The Cost of People Pleasing
Here’s the down side though; “people pleasers,” also known as fixers, helpers, and rescuers, often find themselves engaging in the therapy process at some point. Why? They reach out for help when they are completely stressed out, drowning in the “to do lists” of managing their own lives AND helping others, or just simply being spread too thin. At this point they may even find themselves resentful of or angry at others, or may feel that people are taking their helpful ways for granted. When “people pleasers” continue to put the needs of others before their own, they can suffer with other types of seemingly unrelated symptoms such as depression, panic, physical discomforts, sleep issues, or general anxiety.
The first step in ending this cycle of stress is understanding that they have unintentionally gotten themselves into this predicament. Unknowingly, they have taught others that it’s okay to ask, or to even expect, them to disregard their own personal needs. The assumption is quite simple; people pleasers put the needs of others before their own…period. While this can be very difficult to acknowledge, accepting their contribution to the problem can help people pleasers become empowered and can initiate meaningful change.

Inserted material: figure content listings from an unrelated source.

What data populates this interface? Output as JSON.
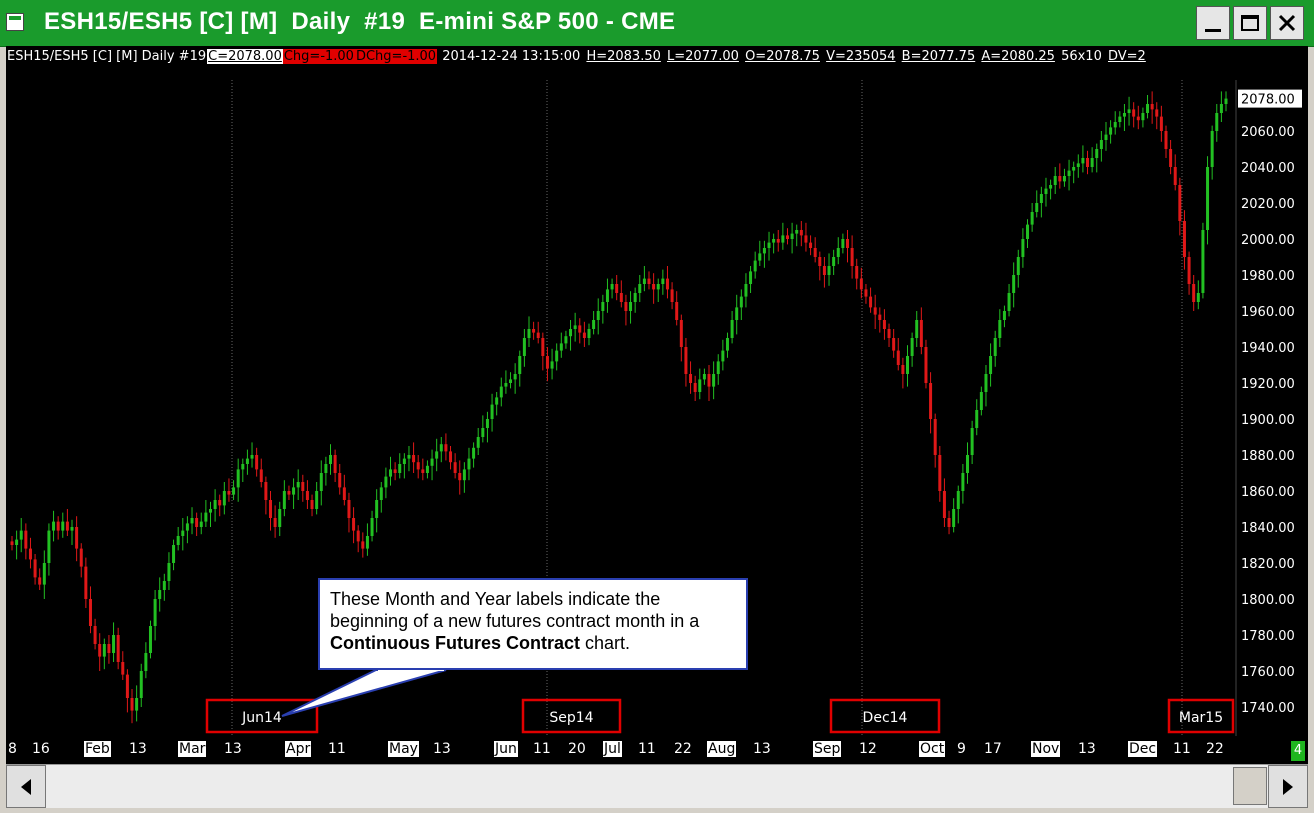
{
  "window": {
    "title": "ESH15/ESH5 [C] [M]  Daily  #19  E-mini S&P 500 - CME"
  },
  "infobar": {
    "symbol": "ESH15/ESH5 [C] [M]  Daily  #19",
    "close": "C=2078.00",
    "chg": "Chg=-1.00",
    "dchg": "DChg=-1.00",
    "datetime": "2014-12-24 13:15:00",
    "high": "H=2083.50",
    "low": "L=2077.00",
    "open": "O=2078.75",
    "volume": "V=235054",
    "bid": "B=2077.75",
    "ask": "A=2080.25",
    "size": "56x10",
    "dv": "DV=2"
  },
  "callout": {
    "line1": "These Month and Year labels indicate the",
    "line2": "beginning of a new futures contract month in a",
    "bold": "Continuous Futures Contract",
    "tail": " chart."
  },
  "page_badge": "4",
  "colors": {
    "up": "#22c022",
    "down": "#e01818",
    "frame": "#1a9b2c",
    "highlight_box": "#e00000",
    "callout_border": "#2a3fb0"
  },
  "chart_data": {
    "type": "candlestick",
    "ylim": [
      1730,
      2090
    ],
    "y_ticks": [
      "2078.00",
      "2060.00",
      "2040.00",
      "2020.00",
      "2000.00",
      "1980.00",
      "1960.00",
      "1940.00",
      "1920.00",
      "1900.00",
      "1880.00",
      "1860.00",
      "1840.00",
      "1820.00",
      "1800.00",
      "1780.00",
      "1760.00",
      "1740.00"
    ],
    "last_price": "2078.00",
    "x_labels": [
      {
        "text": "8",
        "month": false
      },
      {
        "text": "16",
        "month": false
      },
      {
        "text": "Feb",
        "month": true
      },
      {
        "text": "13",
        "month": false
      },
      {
        "text": "Mar",
        "month": true
      },
      {
        "text": "13",
        "month": false
      },
      {
        "text": "Apr",
        "month": true
      },
      {
        "text": "11",
        "month": false
      },
      {
        "text": "May",
        "month": true
      },
      {
        "text": "13",
        "month": false
      },
      {
        "text": "Jun",
        "month": true
      },
      {
        "text": "11",
        "month": false
      },
      {
        "text": "20",
        "month": false
      },
      {
        "text": "Jul",
        "month": true
      },
      {
        "text": "11",
        "month": false
      },
      {
        "text": "22",
        "month": false
      },
      {
        "text": "Aug",
        "month": true
      },
      {
        "text": "13",
        "month": false
      },
      {
        "text": "Sep",
        "month": true
      },
      {
        "text": "12",
        "month": false
      },
      {
        "text": "Oct",
        "month": true
      },
      {
        "text": "9",
        "month": false
      },
      {
        "text": "17",
        "month": false
      },
      {
        "text": "Nov",
        "month": true
      },
      {
        "text": "13",
        "month": false
      },
      {
        "text": "Dec",
        "month": true
      },
      {
        "text": "11",
        "month": false
      },
      {
        "text": "22",
        "month": false
      }
    ],
    "contract_labels": [
      "Jun14",
      "Sep14",
      "Dec14",
      "Mar15"
    ],
    "closes": [
      1830,
      1833,
      1838,
      1828,
      1822,
      1812,
      1808,
      1820,
      1838,
      1843,
      1838,
      1843,
      1838,
      1840,
      1828,
      1818,
      1800,
      1785,
      1775,
      1768,
      1775,
      1770,
      1780,
      1765,
      1758,
      1745,
      1738,
      1745,
      1760,
      1770,
      1785,
      1800,
      1805,
      1810,
      1820,
      1830,
      1835,
      1838,
      1842,
      1845,
      1840,
      1843,
      1848,
      1850,
      1855,
      1852,
      1860,
      1858,
      1862,
      1872,
      1875,
      1878,
      1880,
      1872,
      1865,
      1855,
      1845,
      1840,
      1850,
      1860,
      1858,
      1862,
      1865,
      1860,
      1855,
      1850,
      1860,
      1870,
      1875,
      1880,
      1870,
      1862,
      1855,
      1845,
      1838,
      1832,
      1828,
      1835,
      1845,
      1855,
      1862,
      1868,
      1872,
      1870,
      1875,
      1878,
      1880,
      1876,
      1872,
      1870,
      1874,
      1878,
      1882,
      1886,
      1882,
      1876,
      1870,
      1866,
      1872,
      1878,
      1884,
      1890,
      1895,
      1900,
      1908,
      1912,
      1918,
      1920,
      1922,
      1925,
      1935,
      1945,
      1950,
      1948,
      1945,
      1935,
      1928,
      1932,
      1938,
      1942,
      1946,
      1950,
      1952,
      1948,
      1945,
      1950,
      1955,
      1960,
      1965,
      1972,
      1975,
      1970,
      1965,
      1960,
      1965,
      1970,
      1975,
      1978,
      1975,
      1972,
      1975,
      1978,
      1972,
      1965,
      1955,
      1940,
      1925,
      1920,
      1915,
      1922,
      1925,
      1918,
      1925,
      1932,
      1938,
      1945,
      1955,
      1962,
      1968,
      1975,
      1982,
      1988,
      1992,
      1995,
      1998,
      2000,
      1998,
      2002,
      2000,
      2003,
      2005,
      2002,
      1998,
      1995,
      1990,
      1985,
      1980,
      1985,
      1990,
      1995,
      2000,
      1995,
      1985,
      1978,
      1972,
      1968,
      1962,
      1958,
      1955,
      1950,
      1945,
      1938,
      1930,
      1925,
      1935,
      1945,
      1955,
      1940,
      1920,
      1900,
      1880,
      1860,
      1845,
      1840,
      1850,
      1860,
      1870,
      1880,
      1895,
      1905,
      1915,
      1925,
      1935,
      1945,
      1955,
      1960,
      1970,
      1980,
      1990,
      2000,
      2008,
      2015,
      2020,
      2025,
      2028,
      2030,
      2035,
      2032,
      2035,
      2038,
      2040,
      2042,
      2045,
      2040,
      2045,
      2050,
      2055,
      2058,
      2062,
      2065,
      2068,
      2070,
      2072,
      2068,
      2066,
      2070,
      2075,
      2072,
      2068,
      2060,
      2050,
      2040,
      2030,
      2010,
      1990,
      1975,
      1965,
      1970,
      2005,
      2040,
      2060,
      2070,
      2075,
      2078
    ]
  }
}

The second step toward change is realizing that, for many, it is just easier to say “yes” rather than “no.” Saying no may trigger the fear that others will be disappointed with them, think them mean or selfish, or just not spend time with them anymore. Whatever the reason, saying no may make others unhappy even temporarily, which for a people pleaser may be just about unbearable.

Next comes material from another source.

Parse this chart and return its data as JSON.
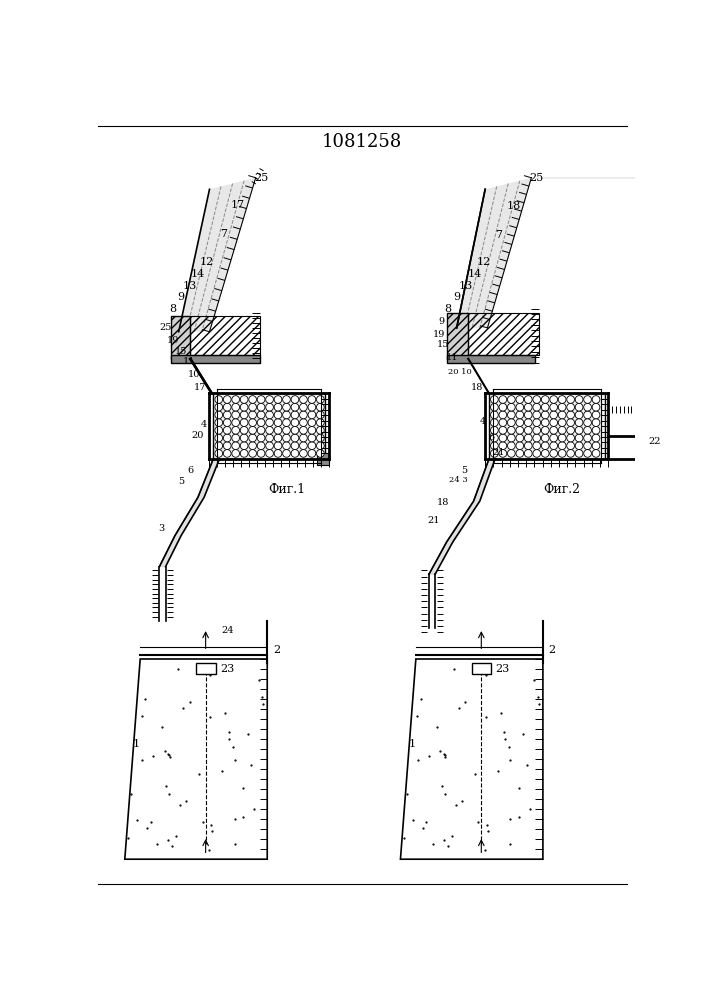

Saying “Yes” to Everyone Else Means Saying “No” to You
There truly is a finite amount of time in a day and a finite amount of energy. If you find you are saying “yes” to everyone else, the one being told “no” is most likely you. Here are examples of some areas you may be saying “no” to yourself regularly:
Self-care: Getting enough sleep, preparing healthy meals, engaging in consistent exercise, taking needed quiet time, reading, making and honoring needed doctor’s appointments, and taking time off.

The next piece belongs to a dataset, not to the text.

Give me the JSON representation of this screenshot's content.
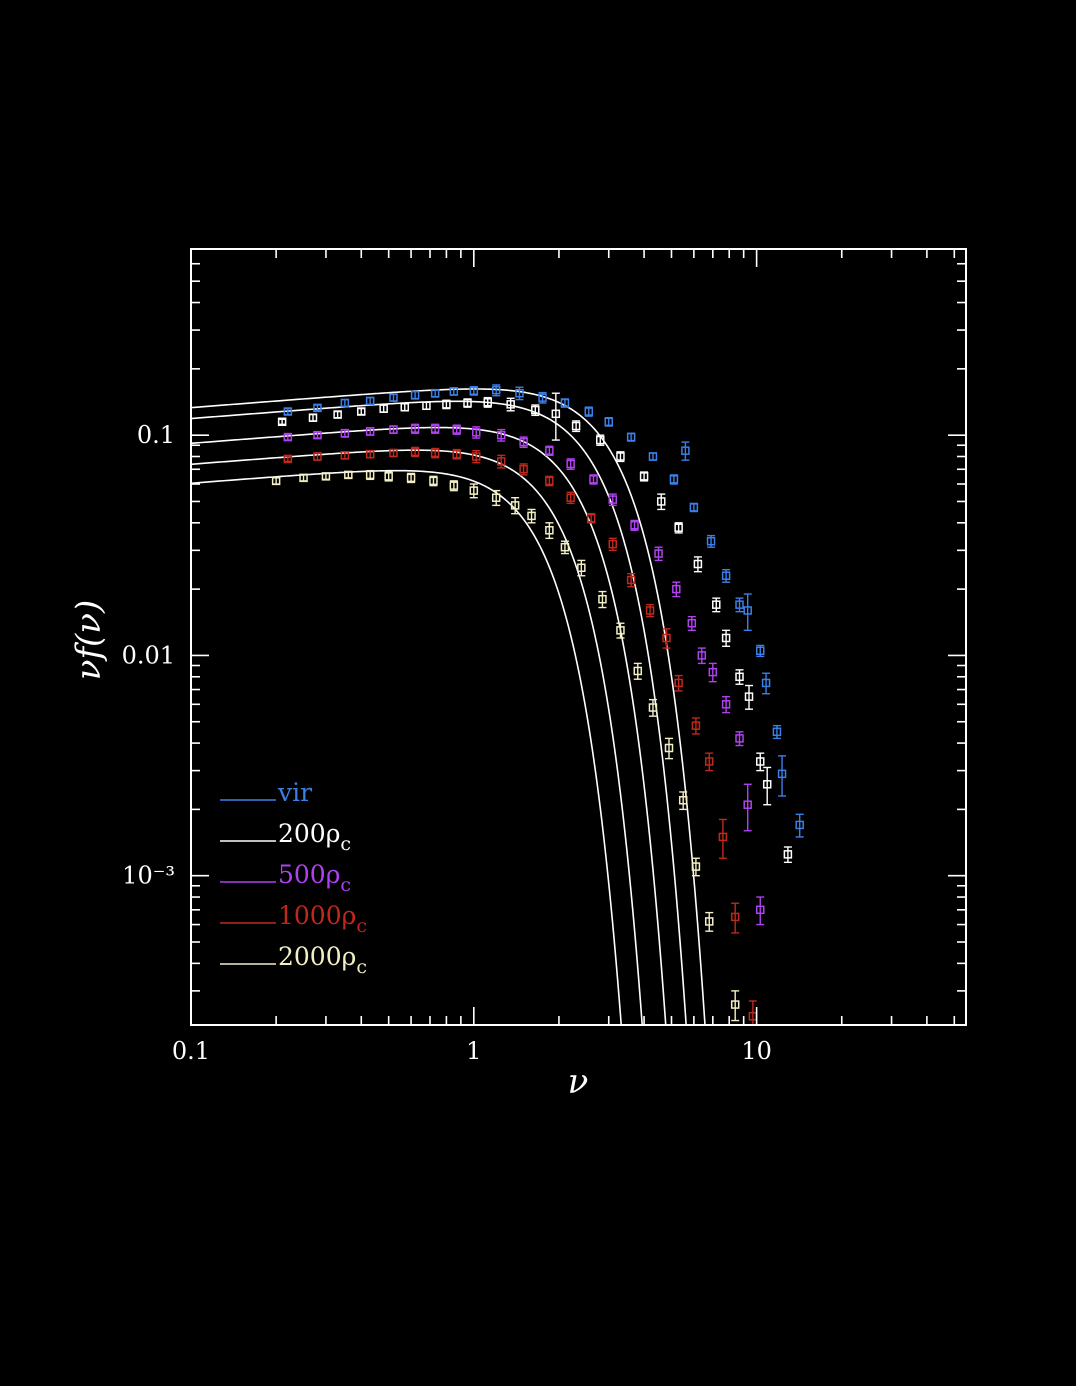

Relationships: Carving out the needed time to spend with your partner, children, extended family, and friends.
Environment: Organizing your home, keeping your personal space clean, and simplifying and decluttering your space.
Work-life: Prioritizing your own work responsibilities, setting your own professional goals and means of achieving them, and setting limits with colleagues.
When did saying “no” to yourself time and time again become acceptable? For some, doing for others provides a convenient out that allows you to not address some of your own needs. What might be contributing to your avoiding your own needs and unintentionally hurting yourself? Here are some possibilities to consider:
Discomfort with your own needs: Do you find that you must show the world, and maybe yourself, that you are strong or have it all together? Perhaps showing vulnerability can be very uncomfortable. So instead you show strength in the near constant helping of others.
Low self-worth: Do you ever find yourself feeling unworthy? Do you feel like your needs are less important than those of others? If this is the case, than you are leaving little room for your own unmet needs. Rather, all of the space is being taken up by the needs and demands of others.
Not knowing where to begin or how to tackle your needs: Sometimes, it may be difficult to identify and then admit to what you are lacking. Once you do know what your needs are, it can seem daunting to figure out how to begin to get them met. In the short term, it may seem easier to focus on someone else’s needs rather than your own.
In general, people pleasing often lives where meaningful self-awareness and assertiveness do not. Assertiveness, not to be confused with aggressiveness, is a way of communicating in which you honor and respect both your own needs as well as the needs of others. There are many techniques for increasing assertiveness skills that can be learned and fine-tuned in therapy. This helps people learn how to say “no” in a firm but respectful way. The more you start doing it, the easier it becomes.
If you find yourself stressed out doing too much for others, it may be beneficial to explore the matter with a licensed psychologist. Finding the balance between saying “yes” and saying “no” could be just what you need to live a full, balanced, and calm life.